To teach consumers about tire safety, the Rubber Manufacturers Association established a program called Be Tire Smart – Play Your PART. PART stands for pressure, alignment, rotation and tread, the four key elements of tire care.

1. Pressure.

Check tire pressure once a month and before long trips. The key: Check tires when cold, (before you drive) for an accurate reading. As the air in the tire warms, it increases tire pressure and may give you a false reading that's high.

A common mistake is using the tire pressure listed on the tire sidewall. This number indicates maximum pressure, not the recommended pressure. "The same tire may be found on several different models, so psi (pounds per square inch) may vary according to the vehicle's weight," says Christie Hyde, a spokeswoman for AAA.

Instead of using the sidewall number, refer to your owner's manual or a label found on the driver's door for the number recommended by the vehicle manufacturer.

In addition, check the air in your spare, which we often don't think about until we get a flat, Hyde says.

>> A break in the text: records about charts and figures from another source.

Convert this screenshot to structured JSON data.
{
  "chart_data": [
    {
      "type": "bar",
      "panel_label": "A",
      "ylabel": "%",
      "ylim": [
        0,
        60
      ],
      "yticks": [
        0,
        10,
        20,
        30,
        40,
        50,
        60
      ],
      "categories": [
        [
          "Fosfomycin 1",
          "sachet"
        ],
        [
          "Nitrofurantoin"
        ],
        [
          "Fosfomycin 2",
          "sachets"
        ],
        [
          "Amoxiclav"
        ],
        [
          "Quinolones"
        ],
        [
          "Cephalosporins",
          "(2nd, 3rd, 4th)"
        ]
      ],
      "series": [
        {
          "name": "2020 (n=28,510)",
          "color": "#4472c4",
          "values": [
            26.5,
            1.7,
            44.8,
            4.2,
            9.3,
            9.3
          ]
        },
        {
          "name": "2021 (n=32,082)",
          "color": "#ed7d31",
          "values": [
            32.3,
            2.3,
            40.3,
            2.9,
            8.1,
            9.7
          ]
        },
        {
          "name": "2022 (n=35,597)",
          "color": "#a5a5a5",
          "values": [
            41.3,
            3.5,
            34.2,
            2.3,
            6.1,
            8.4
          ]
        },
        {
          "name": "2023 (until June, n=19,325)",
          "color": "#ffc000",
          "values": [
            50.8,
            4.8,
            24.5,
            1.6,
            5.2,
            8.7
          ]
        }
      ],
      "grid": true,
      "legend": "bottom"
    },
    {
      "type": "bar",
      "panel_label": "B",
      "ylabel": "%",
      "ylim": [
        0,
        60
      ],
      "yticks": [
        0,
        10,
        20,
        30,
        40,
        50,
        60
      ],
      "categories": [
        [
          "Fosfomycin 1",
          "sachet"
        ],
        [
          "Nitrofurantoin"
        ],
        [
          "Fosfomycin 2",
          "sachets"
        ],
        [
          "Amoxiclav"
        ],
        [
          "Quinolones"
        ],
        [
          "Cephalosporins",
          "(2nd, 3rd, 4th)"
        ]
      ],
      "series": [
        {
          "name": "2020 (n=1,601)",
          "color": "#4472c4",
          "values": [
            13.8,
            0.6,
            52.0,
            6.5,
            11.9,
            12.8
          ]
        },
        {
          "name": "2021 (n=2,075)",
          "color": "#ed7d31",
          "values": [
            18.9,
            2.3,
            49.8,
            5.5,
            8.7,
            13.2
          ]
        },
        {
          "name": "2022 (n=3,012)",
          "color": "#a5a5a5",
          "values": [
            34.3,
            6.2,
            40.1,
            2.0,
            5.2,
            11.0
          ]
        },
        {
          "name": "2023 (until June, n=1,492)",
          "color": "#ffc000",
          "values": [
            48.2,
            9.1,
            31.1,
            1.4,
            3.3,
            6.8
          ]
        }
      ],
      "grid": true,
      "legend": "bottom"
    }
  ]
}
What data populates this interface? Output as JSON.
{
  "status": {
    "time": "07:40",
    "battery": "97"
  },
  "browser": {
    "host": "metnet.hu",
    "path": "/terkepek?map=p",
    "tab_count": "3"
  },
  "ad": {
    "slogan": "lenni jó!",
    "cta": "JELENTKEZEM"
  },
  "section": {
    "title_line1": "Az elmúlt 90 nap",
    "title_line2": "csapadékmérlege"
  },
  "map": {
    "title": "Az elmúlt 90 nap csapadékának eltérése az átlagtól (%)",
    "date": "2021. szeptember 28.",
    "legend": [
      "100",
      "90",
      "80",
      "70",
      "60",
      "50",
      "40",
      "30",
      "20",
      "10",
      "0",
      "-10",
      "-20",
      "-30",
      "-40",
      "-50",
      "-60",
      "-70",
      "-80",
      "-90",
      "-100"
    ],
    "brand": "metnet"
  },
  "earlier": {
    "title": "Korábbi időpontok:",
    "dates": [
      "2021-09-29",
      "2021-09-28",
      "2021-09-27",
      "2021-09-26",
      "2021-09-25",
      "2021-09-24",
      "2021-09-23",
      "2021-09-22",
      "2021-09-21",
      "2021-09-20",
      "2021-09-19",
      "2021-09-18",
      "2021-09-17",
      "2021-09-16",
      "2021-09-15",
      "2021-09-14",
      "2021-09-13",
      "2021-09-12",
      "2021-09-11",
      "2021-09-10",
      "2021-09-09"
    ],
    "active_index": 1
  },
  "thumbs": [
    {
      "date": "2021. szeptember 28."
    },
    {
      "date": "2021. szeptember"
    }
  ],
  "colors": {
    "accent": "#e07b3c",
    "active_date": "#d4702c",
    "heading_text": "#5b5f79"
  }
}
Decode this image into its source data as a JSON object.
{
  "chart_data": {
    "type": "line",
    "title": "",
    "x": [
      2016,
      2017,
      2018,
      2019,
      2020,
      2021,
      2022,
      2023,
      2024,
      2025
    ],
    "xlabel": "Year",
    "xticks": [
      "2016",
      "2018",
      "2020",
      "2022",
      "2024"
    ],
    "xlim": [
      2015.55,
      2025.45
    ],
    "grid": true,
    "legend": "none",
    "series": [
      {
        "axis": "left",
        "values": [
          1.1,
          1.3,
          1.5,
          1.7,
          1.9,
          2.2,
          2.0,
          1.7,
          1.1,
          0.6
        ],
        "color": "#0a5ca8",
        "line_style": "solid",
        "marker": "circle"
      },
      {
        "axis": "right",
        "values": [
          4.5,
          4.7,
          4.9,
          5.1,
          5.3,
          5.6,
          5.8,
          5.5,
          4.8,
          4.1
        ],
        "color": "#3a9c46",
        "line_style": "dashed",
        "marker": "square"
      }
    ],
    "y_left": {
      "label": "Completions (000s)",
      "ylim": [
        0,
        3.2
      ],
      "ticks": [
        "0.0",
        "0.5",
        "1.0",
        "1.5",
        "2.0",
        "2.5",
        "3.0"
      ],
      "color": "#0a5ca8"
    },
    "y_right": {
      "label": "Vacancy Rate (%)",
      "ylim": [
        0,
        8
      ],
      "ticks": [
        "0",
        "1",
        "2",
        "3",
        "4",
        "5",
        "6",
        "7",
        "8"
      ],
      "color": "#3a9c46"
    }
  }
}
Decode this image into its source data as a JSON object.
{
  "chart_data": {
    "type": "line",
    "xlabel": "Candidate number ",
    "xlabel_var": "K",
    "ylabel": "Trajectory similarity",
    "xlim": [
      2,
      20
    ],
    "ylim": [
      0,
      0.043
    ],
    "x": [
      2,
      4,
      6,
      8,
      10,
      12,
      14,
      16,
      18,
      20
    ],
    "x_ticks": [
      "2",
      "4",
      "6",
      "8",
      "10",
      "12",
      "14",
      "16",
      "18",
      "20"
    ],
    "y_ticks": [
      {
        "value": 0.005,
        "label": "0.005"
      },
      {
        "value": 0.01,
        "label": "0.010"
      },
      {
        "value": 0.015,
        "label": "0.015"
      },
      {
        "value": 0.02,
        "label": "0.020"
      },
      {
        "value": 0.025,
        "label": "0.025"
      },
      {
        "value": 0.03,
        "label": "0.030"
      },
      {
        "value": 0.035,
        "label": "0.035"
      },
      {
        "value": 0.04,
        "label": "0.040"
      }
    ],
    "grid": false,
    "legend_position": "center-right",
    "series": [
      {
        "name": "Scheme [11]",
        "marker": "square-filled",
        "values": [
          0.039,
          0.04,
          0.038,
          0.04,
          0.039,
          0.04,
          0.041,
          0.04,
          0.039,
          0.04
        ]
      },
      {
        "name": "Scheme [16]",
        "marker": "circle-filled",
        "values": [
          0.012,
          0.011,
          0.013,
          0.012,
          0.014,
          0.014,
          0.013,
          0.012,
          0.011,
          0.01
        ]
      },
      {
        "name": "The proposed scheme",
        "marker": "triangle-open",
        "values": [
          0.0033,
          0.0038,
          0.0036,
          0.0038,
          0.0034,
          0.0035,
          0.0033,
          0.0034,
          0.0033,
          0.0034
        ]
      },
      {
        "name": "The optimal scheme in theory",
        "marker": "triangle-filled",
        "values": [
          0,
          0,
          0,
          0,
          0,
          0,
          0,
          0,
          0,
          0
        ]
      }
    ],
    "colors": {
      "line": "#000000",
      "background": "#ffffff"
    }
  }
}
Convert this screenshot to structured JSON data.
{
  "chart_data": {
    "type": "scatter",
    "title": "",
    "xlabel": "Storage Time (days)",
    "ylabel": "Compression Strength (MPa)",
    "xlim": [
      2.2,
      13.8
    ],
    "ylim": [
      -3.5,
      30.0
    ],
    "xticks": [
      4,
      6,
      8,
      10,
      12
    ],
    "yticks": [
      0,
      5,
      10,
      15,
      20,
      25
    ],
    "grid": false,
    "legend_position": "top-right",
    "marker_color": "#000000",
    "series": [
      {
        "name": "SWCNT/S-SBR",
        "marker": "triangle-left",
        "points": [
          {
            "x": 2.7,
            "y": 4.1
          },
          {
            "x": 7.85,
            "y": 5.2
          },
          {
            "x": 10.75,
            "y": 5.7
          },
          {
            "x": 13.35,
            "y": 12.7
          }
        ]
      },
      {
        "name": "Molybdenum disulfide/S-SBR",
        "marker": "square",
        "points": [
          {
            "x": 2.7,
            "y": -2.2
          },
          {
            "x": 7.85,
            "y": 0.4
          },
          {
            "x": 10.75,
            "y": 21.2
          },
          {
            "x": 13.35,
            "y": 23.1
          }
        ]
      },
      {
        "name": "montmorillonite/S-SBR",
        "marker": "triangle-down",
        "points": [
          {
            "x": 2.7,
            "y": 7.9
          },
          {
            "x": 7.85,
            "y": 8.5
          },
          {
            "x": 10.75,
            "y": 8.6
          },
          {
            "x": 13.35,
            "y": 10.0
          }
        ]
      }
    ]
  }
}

According to the U.S. Department of Energy, properly inflated tires can save you up to 11 cents a gallon on gas.

2. Alignment.

Have your dealer check the alignment periodically as specified in your vehicle owner's manual. Hitting a curb or pothole can throw your front end out of alignment and damage your tires by creating uneven wear, which may harm your car's handling.

3. Rotation.

Each tire on your car supports a different amount of weight, says Daniel Zielinski, a spokesman for the Rubber Manufacturers Association. This unequal weight distribution causes your tires to wear out at different rates. Rotating your tires extends their life.

If your tires wear unevenly, ask your dealer to check for and correct any imbalance or misalignment before rotating them.

Rotate tires every 5,000 miles, or according to the owner's manual for your car. If your front and rear tires require different air pressure, be sure to adjust tire inflation pressure after rotation.

4. Tread.

The tread helps your tires grip the road and prevents your car from slipping and sliding.

To check your tires for safe tread depth, first look for uneven wear, high and low areas or unusually smooth areas. Check for nails or other objects that may be embedded in a tire. Take your car to a repair shop or tire store if you spot any problems.

Another way to check for wear: Look for small, raised bars of rubber in the groove called "wear bars," which all tires have. They indicate when tires should be replaced.

Get new tires when the tread is worn down to 2/32 of an inch, the Rubber Manufacturers Association recommends.

You also can do the penny test to find out how much tread life your tires have left. Position Lincoln's head on a penny into one of the tire tread grooves. Part of his head should be covered by the thread. If you can see all of Lincoln's head, it's time to replace the tire.